Ordovician System

Type locality and reference section: The Joachim Dolomite (Winslow, 1894, p. 311, 352; McQueen, 1937, p. 12) was named for exposures along Joachim Creek in Jefferson County, Mo. A more complete reference section (Templeton and Willman, 1963) was designated in the river bluffs between Cape Girardeau and Dutchtown, Cape Girardeau County, Mo.

Description: The Joachim Dolomite, exceeding 200 feet (60 m) in thickness in Indiana, has the greatest subsurface distribution of the three formations of the Ancell Group (Droste, Abdulkareem, and Patton, 1982). The only Indiana exposure is in the Kentland structure, Newton County, where the major faulting is along the contact of the St. Peter Sandstone and the Joachim Dolomite (Gutschick, 1983). The Joachim is the lateral equivalent of the upper part of the St. Peter Sandstone, and except in one well in extreme northwestern Indiana where the St. Peter constitutes the entire Ancell Group the Joachim Dolomite is the upper formation of the Ancell Group.

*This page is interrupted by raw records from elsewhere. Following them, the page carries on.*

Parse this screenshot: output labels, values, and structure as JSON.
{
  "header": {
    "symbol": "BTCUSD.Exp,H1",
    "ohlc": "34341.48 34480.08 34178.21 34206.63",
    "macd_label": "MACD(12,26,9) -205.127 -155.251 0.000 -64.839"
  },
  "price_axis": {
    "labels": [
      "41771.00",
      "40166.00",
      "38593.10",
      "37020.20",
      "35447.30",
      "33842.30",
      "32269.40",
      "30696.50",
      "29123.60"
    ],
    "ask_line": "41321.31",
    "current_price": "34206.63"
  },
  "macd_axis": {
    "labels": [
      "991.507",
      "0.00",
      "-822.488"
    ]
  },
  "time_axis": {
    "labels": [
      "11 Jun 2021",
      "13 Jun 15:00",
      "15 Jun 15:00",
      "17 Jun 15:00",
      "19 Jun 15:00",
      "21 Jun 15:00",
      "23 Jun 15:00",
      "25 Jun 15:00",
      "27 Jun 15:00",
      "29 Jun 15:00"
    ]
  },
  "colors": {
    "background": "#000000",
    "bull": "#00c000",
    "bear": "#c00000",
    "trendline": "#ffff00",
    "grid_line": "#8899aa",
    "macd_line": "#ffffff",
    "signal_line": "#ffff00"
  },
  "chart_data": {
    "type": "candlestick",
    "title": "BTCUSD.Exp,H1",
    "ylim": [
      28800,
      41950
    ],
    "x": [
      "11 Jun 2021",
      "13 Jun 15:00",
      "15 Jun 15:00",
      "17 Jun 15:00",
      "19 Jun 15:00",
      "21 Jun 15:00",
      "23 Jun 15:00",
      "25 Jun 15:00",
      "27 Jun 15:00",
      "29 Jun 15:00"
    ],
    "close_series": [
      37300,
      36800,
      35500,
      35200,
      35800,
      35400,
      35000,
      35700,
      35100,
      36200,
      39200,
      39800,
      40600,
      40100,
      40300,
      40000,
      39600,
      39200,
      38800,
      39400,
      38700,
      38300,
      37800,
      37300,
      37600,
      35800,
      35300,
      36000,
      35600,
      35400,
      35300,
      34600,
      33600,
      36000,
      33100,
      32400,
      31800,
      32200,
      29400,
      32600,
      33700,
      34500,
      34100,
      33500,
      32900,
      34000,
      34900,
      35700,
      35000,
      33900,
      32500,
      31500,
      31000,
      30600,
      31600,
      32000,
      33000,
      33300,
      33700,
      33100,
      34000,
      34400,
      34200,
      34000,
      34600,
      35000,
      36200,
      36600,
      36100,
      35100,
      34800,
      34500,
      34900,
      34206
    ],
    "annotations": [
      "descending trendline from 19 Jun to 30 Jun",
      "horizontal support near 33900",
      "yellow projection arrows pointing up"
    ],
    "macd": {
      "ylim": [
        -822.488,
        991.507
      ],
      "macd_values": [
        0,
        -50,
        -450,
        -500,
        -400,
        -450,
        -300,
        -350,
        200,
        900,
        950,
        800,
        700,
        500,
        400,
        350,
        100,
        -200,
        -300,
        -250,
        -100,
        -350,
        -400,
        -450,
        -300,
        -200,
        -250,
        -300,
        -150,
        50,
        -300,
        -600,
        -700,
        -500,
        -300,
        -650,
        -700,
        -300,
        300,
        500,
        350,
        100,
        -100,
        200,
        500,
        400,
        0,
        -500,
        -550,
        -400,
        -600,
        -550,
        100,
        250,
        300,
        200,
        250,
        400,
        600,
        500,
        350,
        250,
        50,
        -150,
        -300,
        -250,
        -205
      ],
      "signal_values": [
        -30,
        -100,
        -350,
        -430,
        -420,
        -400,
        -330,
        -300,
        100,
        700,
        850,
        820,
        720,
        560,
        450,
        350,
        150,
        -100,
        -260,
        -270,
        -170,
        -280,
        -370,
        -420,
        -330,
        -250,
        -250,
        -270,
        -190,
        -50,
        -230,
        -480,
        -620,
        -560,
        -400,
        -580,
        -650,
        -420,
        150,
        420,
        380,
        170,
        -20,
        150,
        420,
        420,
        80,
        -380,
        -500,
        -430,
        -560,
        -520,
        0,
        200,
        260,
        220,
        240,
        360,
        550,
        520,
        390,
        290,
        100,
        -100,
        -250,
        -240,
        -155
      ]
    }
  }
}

Where fully developed the Joachim consists of three divisions. The lowest unit consists typically of very fine grained to fine-grained argillaceous dark to light-colored dolomite and limestone. Thin beds of silty to sandy dolomite and dolomite fine- to medium-grained sandstone provide evidence for the St. Peter-Joachim facies relationship. Where the Joachim overlies the Dutchtown Formation, the darker Joachim rocks grade downward into lighter colored Dutchtown rocks. This part of the Joachim ranges from 0 to 70 feet (0 to 21 m) in thickness.

The middle unit of varicolored limestone and dolomite is the thickest part of the Joachim in Indiana. It is purer than the lower and upper units in that it contains fewer sandy, silty, and argillaceous components. The middle Joachim ranges from 0 to 130 feet (0 to 40 m) in thickness. In local Indiana areas where erosional highs exist on the post-Knox unconformity, the upper part of the Joachim may be the only representative of the Ancell Group between rocks of the Black River Group above and rocks of the Knox Supergroup below. These upper rocks contain light-colored to dark silty to very argillaceous and very fine grained to fine-grained dolomite and limestone and inter bedded greenish to dark-gray to black shales. Thin beds of bimodal sandstone are also present. These shaly, silty, and sandy interbeds in the dolomite and limestone of the upper Joachim have led others to designate the upper unit of the Ancell Group as the Glenwood Shale. Because carbonate components dominate in the upper Joachim in Indiana, the term Glenwood Shale has been abandoned. The upper part of the Joachim ranges from 0 to 80 (0 to 24 m) in thickness.

Correlation: As noted above, the Joachim in Indiana is a lateral equivalent of upper St. Peter rocks in Indiana. Further, it correlates with the Joachim Dolomite of Illinois and Kentucky and with the lowest part of the Black River Limestone of Ohio (as described by Stith, 1979), and it is stratigraphically equivalent to the upper part of the St. Peter Sandstone and of the Glenwood Formation in Illinois and Michigan (Droste and Shaver, 1983: Shaver and others, 1985).